Capital is rotating from bits to atoms. Thoma Bravo and Vista Equity are rushing to reassure fund investors about portfolio health. The logic is simple: hyperscalers can generate infinite tokens, but they cannot prompt their way to more titanium, more power, or more skilled labour. Physical constraints suddenly look like moats.
WATCH: Salesforce or ServiceNow cuts FY27 guidance citing AI agent competition by Q2 2026 earnings (May 2026)
✓ If true: Confirms agentic AI is cannibalising seat-based software revenue
✗ If false: Suggests enterprise procurement cycles insulate incumbents longer than feared
▲ NVIDIA · Fanuc · Rockwell Automation | ▼ Salesforce · ServiceNow · Indian IT services (Infosys, TCS)
Coming Up
Thursday, 13 February – EU leaders convene in Brussels for defence and competitiveness summit.

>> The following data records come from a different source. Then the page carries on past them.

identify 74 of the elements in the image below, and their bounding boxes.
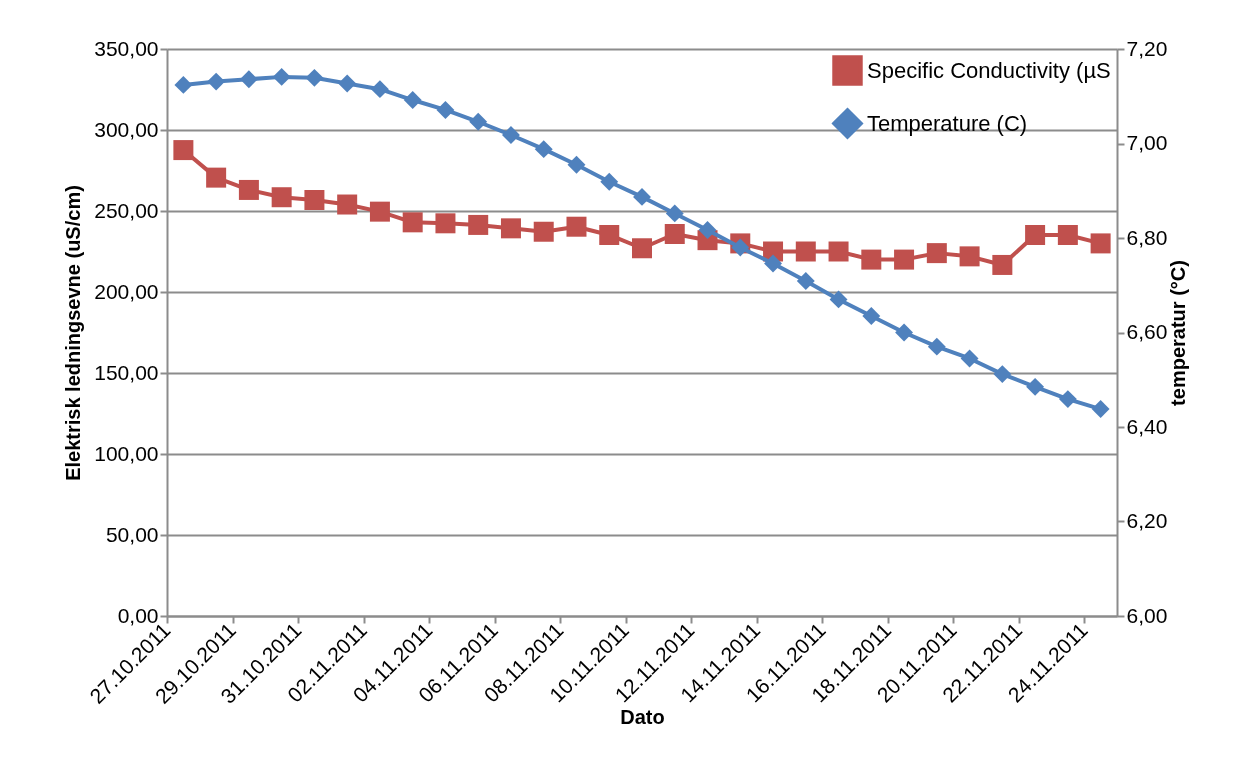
point xyxy=(272,67,291,86)
y2-tick-label: 6,60 xyxy=(1126,320,1168,343)
point xyxy=(828,241,849,262)
point xyxy=(894,249,915,270)
point xyxy=(173,140,194,161)
y-tick-label: 100,00 xyxy=(94,441,159,465)
point xyxy=(1057,224,1078,245)
point xyxy=(993,365,1012,384)
point xyxy=(632,238,652,259)
point xyxy=(435,213,456,234)
point xyxy=(861,249,882,270)
y-tick-label: 350,00 xyxy=(94,36,159,60)
point xyxy=(469,112,488,131)
point xyxy=(895,323,914,342)
point xyxy=(305,68,324,87)
point xyxy=(174,75,193,94)
point xyxy=(992,254,1013,275)
point xyxy=(1026,377,1045,396)
y2-tick-label: 6,80 xyxy=(1126,225,1168,249)
point xyxy=(600,172,619,191)
point xyxy=(829,290,848,309)
y-tick-label: 250,00 xyxy=(94,198,159,222)
point xyxy=(402,212,423,233)
point xyxy=(927,337,946,356)
point xyxy=(1058,390,1077,409)
point xyxy=(960,349,979,368)
x-axis-title: Dato xyxy=(620,705,665,728)
point xyxy=(403,91,422,109)
point xyxy=(207,72,226,91)
point xyxy=(337,194,358,215)
point xyxy=(567,155,586,174)
y2-tick-label: 7,00 xyxy=(1126,131,1168,154)
point xyxy=(698,221,717,239)
y2-tick-label: 6,00 xyxy=(1126,603,1168,627)
point xyxy=(1025,224,1046,245)
y2-tick-label: 6,40 xyxy=(1126,414,1168,438)
point xyxy=(338,74,357,93)
point xyxy=(370,80,389,99)
point xyxy=(436,101,455,119)
point xyxy=(1090,233,1111,254)
y-tick-label: 50,00 xyxy=(105,522,159,546)
point xyxy=(304,189,325,210)
point xyxy=(468,214,489,235)
y-tick-label: 150,00 xyxy=(94,360,159,384)
point xyxy=(566,216,587,237)
point xyxy=(502,126,520,144)
point xyxy=(959,246,980,267)
point xyxy=(1091,400,1110,418)
legend-label: Specific Conductivity (µS xyxy=(867,57,1111,83)
point xyxy=(271,187,292,208)
point xyxy=(533,221,554,242)
point xyxy=(238,179,259,200)
point xyxy=(926,243,947,264)
point xyxy=(862,307,881,325)
point xyxy=(239,70,258,89)
y2-tick-label: 7,20 xyxy=(1126,36,1168,60)
point xyxy=(369,201,390,222)
y2-axis-title: temperatur (°C) xyxy=(1167,260,1190,406)
y-axis-title: Elektrisk ledningsevne (uS/cm) xyxy=(62,185,85,481)
point xyxy=(206,167,227,188)
y-tick-label: 200,00 xyxy=(94,279,159,303)
point xyxy=(795,241,816,262)
point xyxy=(500,218,521,239)
point xyxy=(599,224,620,245)
legend-label: Temperature (C) xyxy=(867,110,1028,136)
point xyxy=(633,187,651,206)
y2-tick-label: 6,20 xyxy=(1126,509,1168,532)
point xyxy=(665,204,684,223)
point xyxy=(534,140,553,159)
point xyxy=(764,254,782,273)
y-tick-label: 300,00 xyxy=(94,117,159,141)
point xyxy=(796,272,815,290)
point xyxy=(731,238,750,257)
point xyxy=(664,224,685,244)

Macron’s eurobond proposal faces German opposition; any concrete funding mechanism would mark a structural shift in European security architecture.
Friday, 14 February – Bangladesh election results expected. A decisive BNP victory stabilizes markets; a narrow or contested outcome risks renewed unrest and potential military intervention.
Monday, 17 February – US markets closed for Presidents’ Day. Thin liquidity could amplify moves in offshore dollar and emerging market positions accumulated during the week.